Yep, I could not believe my eyes when I read the remark by the UCLA economist. I attended UCLA for undergrad and was generally impressed by the quality of the professors there, but that this particular man lacks an understanding of the economics of the housing market, and the bubble, is quite frightening! No tenure for you!

Anonymous said...

Leamer is the Chauncey J. Medberry Chair in Management and Director of the Anderson Forecast- I'm sure that equals tenure.
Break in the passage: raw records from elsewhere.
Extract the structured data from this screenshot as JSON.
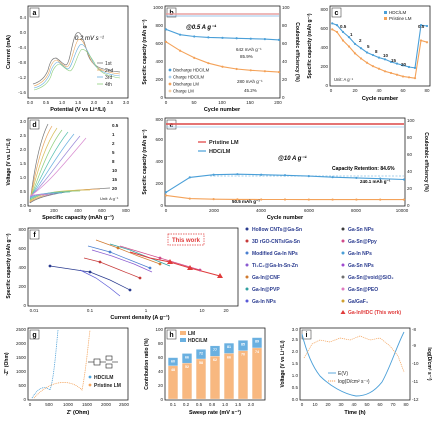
{
  "panels": {
    "a": {
      "letter": "a",
      "ylabel": "Current (mA)",
      "xlabel": "Potential (V vs Li⁺/Li)",
      "scan_rate": "0.2 mV s⁻¹",
      "legend": [
        "1st",
        "2nd",
        "3rd",
        "4th"
      ],
      "xticks": [
        "0.0",
        "0.5",
        "1.0",
        "1.5",
        "2.0",
        "2.5",
        "3.0"
      ],
      "yticks": [
        "-1.6",
        "-1.2",
        "-0.8",
        "-0.4",
        "0.0",
        "0.4"
      ]
    },
    "b": {
      "letter": "b",
      "ylabel": "Specific capacity (mAh g⁻¹)",
      "ylabel2": "Coulombic efficiency (%)",
      "xlabel": "Cycle number",
      "rate": "@0.5 A g⁻¹",
      "annotations": [
        "642 mAh g⁻¹",
        "85.9%",
        "280 mAh g⁻¹",
        "45.2%"
      ],
      "legend": [
        "Discharge HDC/LM",
        "Charge HDC/LM",
        "Discharge LM",
        "Charge LM"
      ],
      "xticks": [
        "0",
        "50",
        "100",
        "150",
        "200"
      ],
      "yticks": [
        "0",
        "200",
        "400",
        "600",
        "800",
        "1000"
      ],
      "y2ticks": [
        "0",
        "20",
        "40",
        "60",
        "80",
        "100"
      ]
    },
    "c": {
      "letter": "c",
      "ylabel": "Specific capacity (mAh g⁻¹)",
      "xlabel": "Cycle number",
      "legend": [
        "HDC/LM",
        "Pristine LM"
      ],
      "unit": "Unit: A g⁻¹",
      "rates": [
        "0.5",
        "1",
        "2",
        "5",
        "8",
        "10",
        "15",
        "20",
        "0.5"
      ],
      "xticks": [
        "0",
        "20",
        "40",
        "60",
        "80"
      ],
      "yticks": [
        "0",
        "200",
        "400",
        "600",
        "800"
      ]
    },
    "d": {
      "letter": "d",
      "ylabel": "Voltage (V vs Li⁺/Li)",
      "xlabel": "Specific capacity (mAh g⁻¹)",
      "rates": [
        "0.5",
        "1",
        "2",
        "5",
        "8",
        "10",
        "15",
        "20"
      ],
      "unit": "Unit: A g⁻¹",
      "xticks": [
        "0",
        "200",
        "400",
        "600",
        "800"
      ],
      "yticks": [
        "0.0",
        "0.5",
        "1.0",
        "1.5",
        "2.0",
        "2.5",
        "3.0"
      ]
    },
    "e": {
      "letter": "e",
      "ylabel": "Specific capacity (mAh g⁻¹)",
      "ylabel2": "Coulombic efficiency (%)",
      "xlabel": "Cycle number",
      "legend": [
        "Pristine LM",
        "HDC/LM"
      ],
      "rate": "@10 A g⁻¹",
      "retention": "Capacity Retention: 84.6%",
      "annotations": [
        "50.5 mAh g⁻¹",
        "240.1 mAh g⁻¹"
      ],
      "xticks": [
        "0",
        "2000",
        "4000",
        "6000",
        "8000",
        "10000"
      ],
      "yticks": [
        "0",
        "200",
        "400",
        "600",
        "800"
      ],
      "y2ticks": [
        "0",
        "20",
        "40",
        "60",
        "80",
        "100"
      ]
    },
    "f": {
      "letter": "f",
      "ylabel": "Specific capacity (mAh g⁻¹)",
      "xlabel": "Current density (A g⁻¹)",
      "this_work": "This work",
      "xticks": [
        "0.01",
        "0.1",
        "1",
        "10",
        "20"
      ],
      "yticks": [
        "0",
        "200",
        "400",
        "600",
        "800"
      ],
      "legend_left": [
        "Hollow CNTs@Ga-Sn",
        "3D rGO-CNTs/Ga-Sn",
        "Modified Ga-In NPs",
        "Ti₃C₂@Ga-In-Sn-Zn",
        "Ga-In@CNF",
        "Ga-In@PVP",
        "Ga-In NPs"
      ],
      "legend_right": [
        "Ga-Sn NPs",
        "Ga-Sn@Ppy",
        "Ga-In NPs",
        "Ga-Sn NPs",
        "Ga-Sn@void@SiO₂",
        "Ga-Sn@PEO",
        "Ga/GaF₃",
        "Ga-In/HDC (This work)"
      ]
    },
    "g": {
      "letter": "g",
      "ylabel": "-Z'' (Ohm)",
      "xlabel": "Z' (Ohm)",
      "legend": [
        "HDC/LM",
        "Pristine LM"
      ],
      "xticks": [
        "0",
        "500",
        "1000",
        "1500",
        "2000",
        "2500"
      ],
      "yticks": [
        "0",
        "500",
        "1000",
        "1500",
        "2000",
        "2500"
      ]
    },
    "h": {
      "letter": "h",
      "ylabel": "Contribution ratio (%)",
      "xlabel": "Sweep rate (mV s⁻¹)",
      "legend": [
        "LM",
        "HDC/LM"
      ],
      "xticks": [
        "0.1",
        "0.2",
        "0.5",
        "0.8",
        "1.0",
        "1.5",
        "2.0"
      ],
      "yticks": [
        "0",
        "20",
        "40",
        "60",
        "80",
        "100"
      ]
    },
    "i": {
      "letter": "i",
      "ylabel": "Voltage (V vs Li⁺/Li)",
      "ylabel2": "log(D/cm² s⁻¹)",
      "xlabel": "Time (h)",
      "legend": [
        "E(V)",
        "log(D/cm² s⁻¹)"
      ],
      "xticks": [
        "0",
        "10",
        "20",
        "30",
        "40",
        "50",
        "60",
        "70",
        "80"
      ],
      "yticks": [
        "0.0",
        "0.5",
        "1.0",
        "1.5",
        "2.0",
        "2.5",
        "3.0"
      ],
      "y2ticks": [
        "-12",
        "-11",
        "-10",
        "-9",
        "-8"
      ]
    }
  },
  "colors": {
    "orange": "#f4a259",
    "blue": "#4a9fd8",
    "red": "#e03b3b",
    "pink": "#f2a0a0",
    "lightblue": "#a8cfee",
    "frame": "#222222"
  },
  "chart_data": [
    {
      "panel": "b",
      "type": "line",
      "x": [
        0,
        25,
        50,
        75,
        100,
        125,
        150,
        175,
        200
      ],
      "series": [
        {
          "name": "Discharge HDC/LM",
          "values": [
            760,
            700,
            680,
            670,
            665,
            660,
            655,
            650,
            642
          ]
        },
        {
          "name": "Discharge LM",
          "values": [
            620,
            520,
            440,
            380,
            340,
            315,
            300,
            290,
            280
          ]
        }
      ],
      "ylim": [
        0,
        1000
      ]
    },
    {
      "panel": "c",
      "type": "line",
      "x": [
        1,
        5,
        10,
        15,
        20,
        25,
        30,
        35,
        40,
        45,
        50,
        55,
        60,
        65,
        70,
        75,
        80
      ],
      "series": [
        {
          "name": "HDC/LM",
          "values": [
            720,
            700,
            620,
            560,
            480,
            430,
            380,
            350,
            320,
            300,
            270,
            250,
            230,
            210,
            200,
            700,
            690
          ]
        },
        {
          "name": "Pristine LM",
          "values": [
            650,
            620,
            520,
            450,
            370,
            310,
            260,
            220,
            190,
            160,
            140,
            120,
            100,
            90,
            80,
            520,
            500
          ]
        }
      ],
      "ylim": [
        0,
        900
      ]
    },
    {
      "panel": "e",
      "type": "line",
      "x": [
        0,
        1000,
        2000,
        3000,
        4000,
        5000,
        6000,
        7000,
        8000,
        9000,
        10000
      ],
      "series": [
        {
          "name": "HDC/LM",
          "values": [
            120,
            260,
            285,
            290,
            285,
            280,
            272,
            262,
            255,
            248,
            240.1
          ]
        },
        {
          "name": "Pristine LM",
          "values": [
            90,
            60,
            55,
            53,
            52,
            52,
            51,
            51,
            51,
            50.5,
            50.5
          ]
        }
      ],
      "ylim": [
        0,
        800
      ]
    },
    {
      "panel": "h",
      "type": "bar",
      "categories": [
        "0.1",
        "0.2",
        "0.5",
        "0.8",
        "1.0",
        "1.5",
        "2.0"
      ],
      "series": [
        {
          "name": "LM",
          "values": [
            48,
            52,
            58,
            62,
            66,
            70,
            74
          ]
        },
        {
          "name": "HDC/LM",
          "values": [
            60,
            66,
            72,
            77,
            81,
            85,
            89
          ]
        }
      ],
      "ylim": [
        0,
        100
      ]
    }
  ]
}
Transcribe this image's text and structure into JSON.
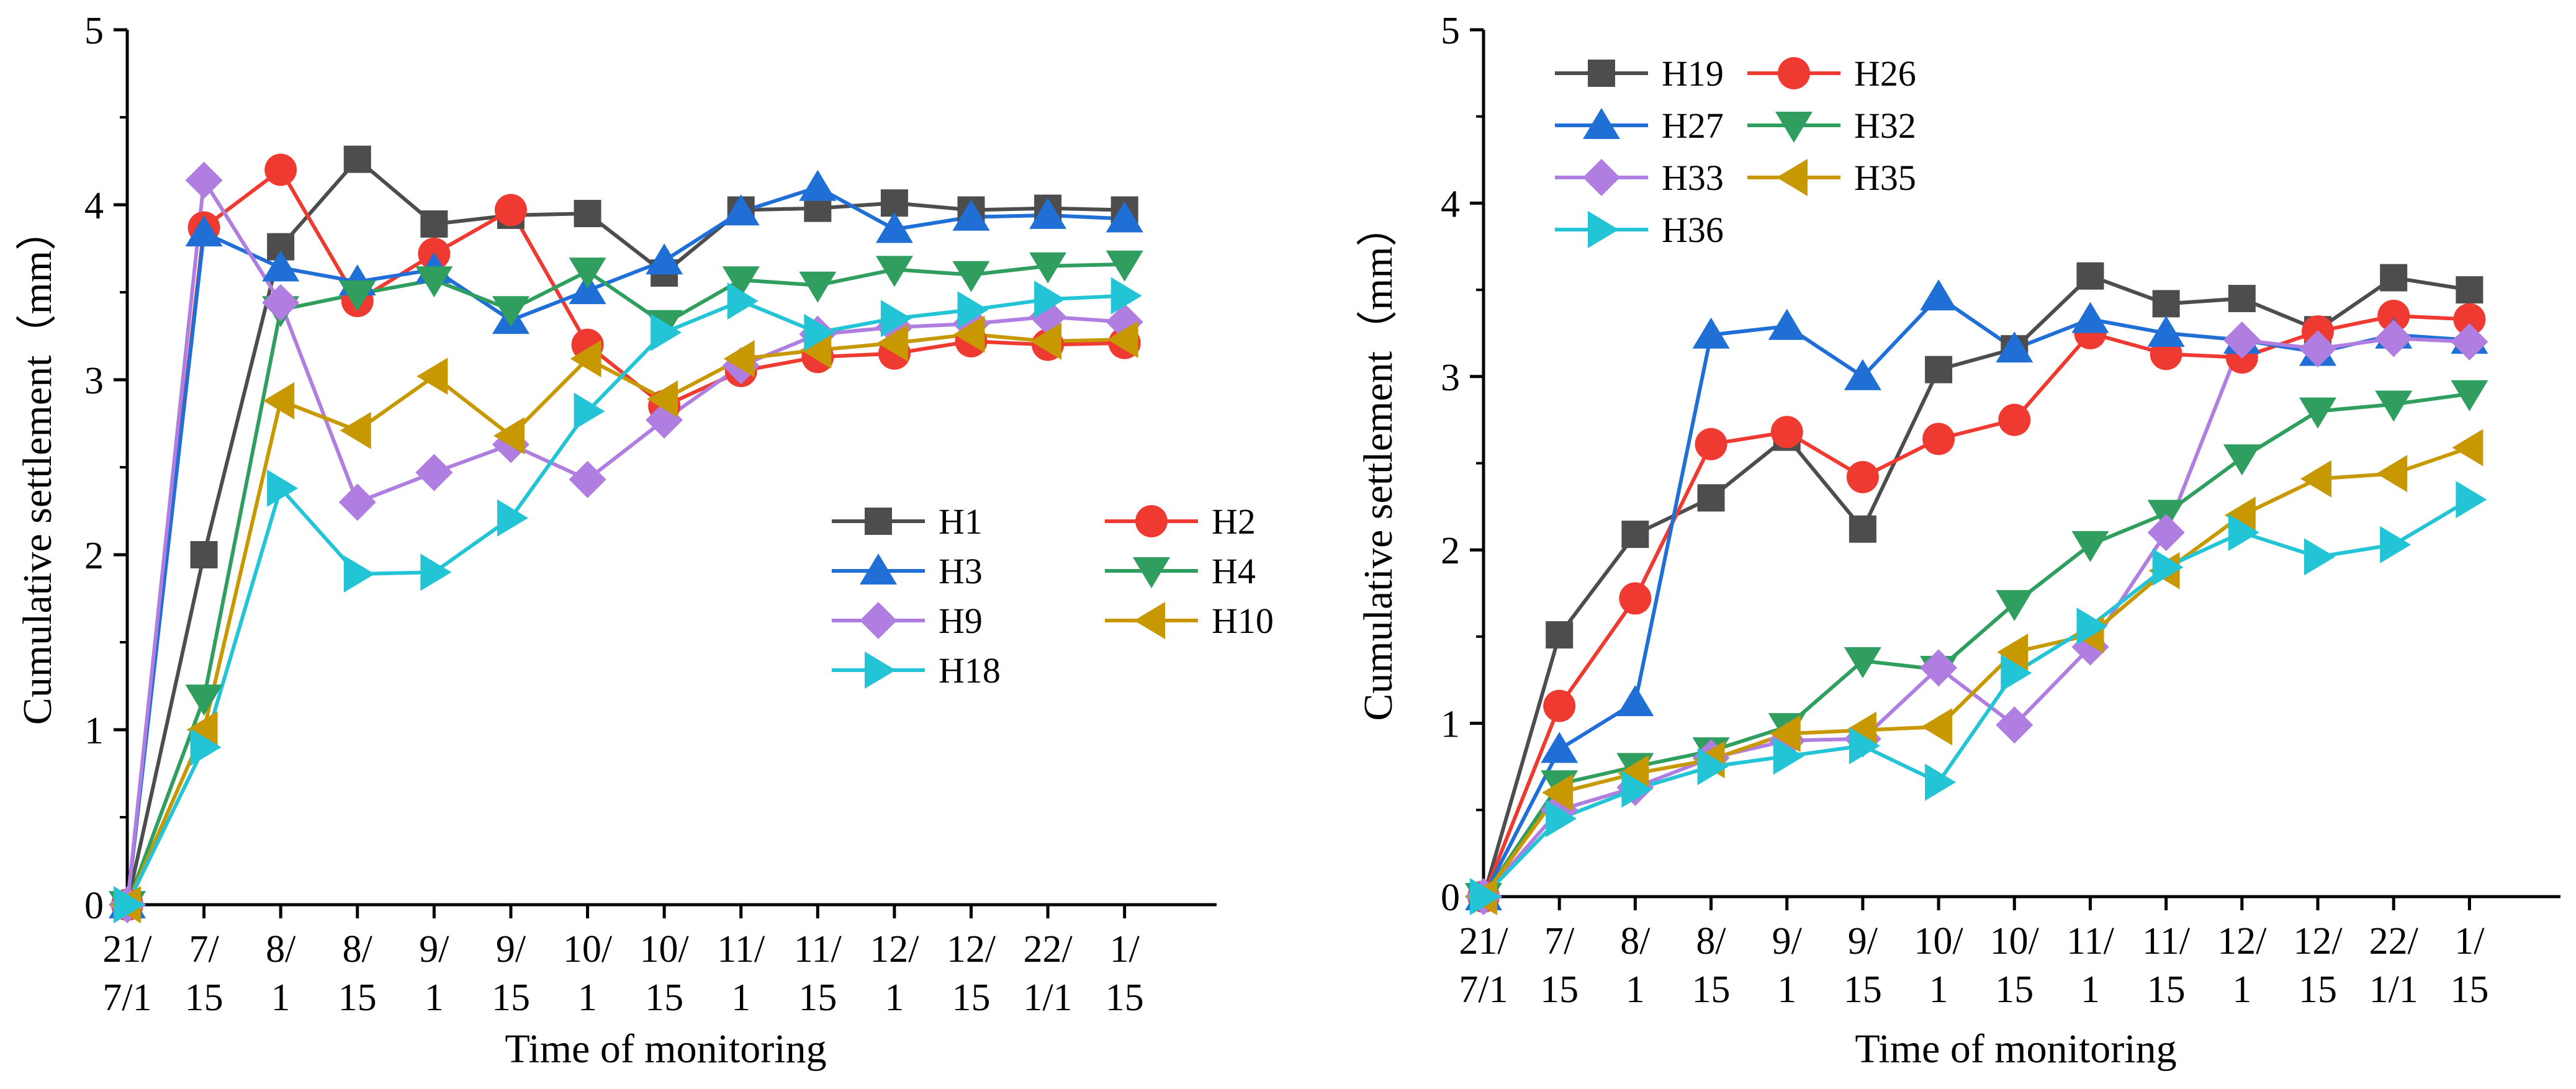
{
  "chart_data": [
    {
      "type": "line",
      "xlabel": "Time of monitoring",
      "ylabel": "Cumulative settlement（mm）",
      "ylim": [
        0,
        5
      ],
      "yticks": [
        "0",
        "1",
        "2",
        "3",
        "4",
        "5"
      ],
      "categories": [
        {
          "line1": "21/",
          "line2": "7/1"
        },
        {
          "line1": "7/",
          "line2": "15"
        },
        {
          "line1": "8/",
          "line2": "1"
        },
        {
          "line1": "8/",
          "line2": "15"
        },
        {
          "line1": "9/",
          "line2": "1"
        },
        {
          "line1": "9/",
          "line2": "15"
        },
        {
          "line1": "10/",
          "line2": "1"
        },
        {
          "line1": "10/",
          "line2": "15"
        },
        {
          "line1": "11/",
          "line2": "1"
        },
        {
          "line1": "11/",
          "line2": "15"
        },
        {
          "line1": "12/",
          "line2": "1"
        },
        {
          "line1": "12/",
          "line2": "15"
        },
        {
          "line1": "22/",
          "line2": "1/1"
        },
        {
          "line1": "1/",
          "line2": "15"
        }
      ],
      "legend_position": "center-right",
      "series": [
        {
          "name": "H1",
          "color": "#4d4d4d",
          "marker": "square",
          "values": [
            0,
            2.0,
            3.76,
            4.26,
            3.89,
            3.94,
            3.95,
            3.61,
            3.97,
            3.98,
            4.01,
            3.97,
            3.98,
            3.97
          ]
        },
        {
          "name": "H2",
          "color": "#ee3a30",
          "marker": "circle",
          "values": [
            0,
            3.87,
            4.2,
            3.45,
            3.72,
            3.97,
            3.2,
            2.85,
            3.05,
            3.13,
            3.15,
            3.22,
            3.2,
            3.21
          ]
        },
        {
          "name": "H3",
          "color": "#1f6fd6",
          "marker": "triangle-up",
          "values": [
            0,
            3.84,
            3.64,
            3.56,
            3.63,
            3.34,
            3.51,
            3.68,
            3.96,
            4.1,
            3.86,
            3.93,
            3.94,
            3.92
          ]
        },
        {
          "name": "H4",
          "color": "#2f9e5f",
          "marker": "triangle-down",
          "values": [
            0,
            1.18,
            3.4,
            3.49,
            3.57,
            3.4,
            3.62,
            3.32,
            3.57,
            3.54,
            3.63,
            3.6,
            3.65,
            3.66
          ]
        },
        {
          "name": "H9",
          "color": "#b07de0",
          "marker": "diamond",
          "values": [
            0,
            4.14,
            3.44,
            2.3,
            2.47,
            2.63,
            2.43,
            2.77,
            3.08,
            3.26,
            3.3,
            3.32,
            3.36,
            3.33
          ]
        },
        {
          "name": "H10",
          "color": "#c79800",
          "marker": "triangle-left",
          "values": [
            0,
            1.0,
            2.88,
            2.71,
            3.02,
            2.68,
            3.12,
            2.89,
            3.12,
            3.17,
            3.21,
            3.26,
            3.22,
            3.23
          ]
        },
        {
          "name": "H18",
          "color": "#22c4d6",
          "marker": "triangle-right",
          "values": [
            0,
            0.9,
            2.38,
            1.89,
            1.9,
            2.21,
            2.82,
            3.27,
            3.45,
            3.27,
            3.35,
            3.4,
            3.46,
            3.48
          ]
        }
      ]
    },
    {
      "type": "line",
      "xlabel": "Time of monitoring",
      "ylabel": "Cumulative settlement（mm）",
      "ylim": [
        0,
        5
      ],
      "yticks": [
        "0",
        "1",
        "2",
        "3",
        "4",
        "5"
      ],
      "categories": [
        {
          "line1": "21/",
          "line2": "7/1"
        },
        {
          "line1": "7/",
          "line2": "15"
        },
        {
          "line1": "8/",
          "line2": "1"
        },
        {
          "line1": "8/",
          "line2": "15"
        },
        {
          "line1": "9/",
          "line2": "1"
        },
        {
          "line1": "9/",
          "line2": "15"
        },
        {
          "line1": "10/",
          "line2": "1"
        },
        {
          "line1": "10/",
          "line2": "15"
        },
        {
          "line1": "11/",
          "line2": "1"
        },
        {
          "line1": "11/",
          "line2": "15"
        },
        {
          "line1": "12/",
          "line2": "1"
        },
        {
          "line1": "12/",
          "line2": "15"
        },
        {
          "line1": "22/",
          "line2": "1/1"
        },
        {
          "line1": "1/",
          "line2": "15"
        }
      ],
      "legend_position": "top-left",
      "series": [
        {
          "name": "H19",
          "color": "#4d4d4d",
          "marker": "square",
          "values": [
            0,
            1.51,
            2.09,
            2.3,
            2.65,
            2.12,
            3.04,
            3.16,
            3.58,
            3.42,
            3.45,
            3.27,
            3.57,
            3.5
          ]
        },
        {
          "name": "H26",
          "color": "#ee3a30",
          "marker": "circle",
          "values": [
            0,
            1.1,
            1.72,
            2.61,
            2.68,
            2.42,
            2.64,
            2.75,
            3.25,
            3.13,
            3.11,
            3.26,
            3.35,
            3.33
          ]
        },
        {
          "name": "H27",
          "color": "#1f6fd6",
          "marker": "triangle-up",
          "values": [
            0,
            0.85,
            1.12,
            3.24,
            3.29,
            3.0,
            3.46,
            3.16,
            3.33,
            3.25,
            3.21,
            3.14,
            3.24,
            3.21
          ]
        },
        {
          "name": "H32",
          "color": "#2f9e5f",
          "marker": "triangle-down",
          "values": [
            0,
            0.65,
            0.75,
            0.84,
            0.98,
            1.36,
            1.31,
            1.69,
            2.03,
            2.21,
            2.53,
            2.8,
            2.84,
            2.9
          ]
        },
        {
          "name": "H33",
          "color": "#b07de0",
          "marker": "diamond",
          "values": [
            0,
            0.5,
            0.63,
            0.8,
            0.9,
            0.91,
            1.32,
            0.99,
            1.44,
            2.1,
            3.21,
            3.16,
            3.22,
            3.2
          ]
        },
        {
          "name": "H35",
          "color": "#c79800",
          "marker": "triangle-left",
          "values": [
            0,
            0.6,
            0.71,
            0.79,
            0.94,
            0.96,
            0.98,
            1.41,
            1.51,
            1.88,
            2.2,
            2.41,
            2.44,
            2.59
          ]
        },
        {
          "name": "H36",
          "color": "#22c4d6",
          "marker": "triangle-right",
          "values": [
            0,
            0.45,
            0.62,
            0.75,
            0.81,
            0.87,
            0.66,
            1.29,
            1.56,
            1.9,
            2.1,
            1.96,
            2.03,
            2.29
          ]
        }
      ]
    }
  ]
}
Which makes his comments even more frightening, especially the ones 9-12 months ago about how his gut told him we were going to miss a recession, when all indicators pointed toward a recession.

Anonymous said...

Wow, this Leamer is revealing himself to be quite the moron.

Anonymous said...

It's been interesting to read Christopher Thornberg's public comments about the SoCal real estate market since he left UCLA to start his own consulting practice. His observations and predictions are very realistic, while the comments from his former colleagues at UCLA often don't make any sense.

willwill said...

These guys at UCLA are so out of touch it is ridiculous. First they say there's no bubble, then after prices start to fall "oh maybe there's a bit of a bubble but there will only be a small drop," ...then after the bubble bursts "oh yeah, I guess there was a bubble, so we should try to stop foreclosures to prop up the bubble that we said didn't exist." How are these guys even considered economists? And how can any credibility be given to their reports? And what is their reasoning behind saying that the numbers are pointing below $200k by end of '09, but we don't think it will go that low? Is that forecast based on a hunch? Maybe some tea leaf reading? What a joke. What kind of economist dismisses the numbers?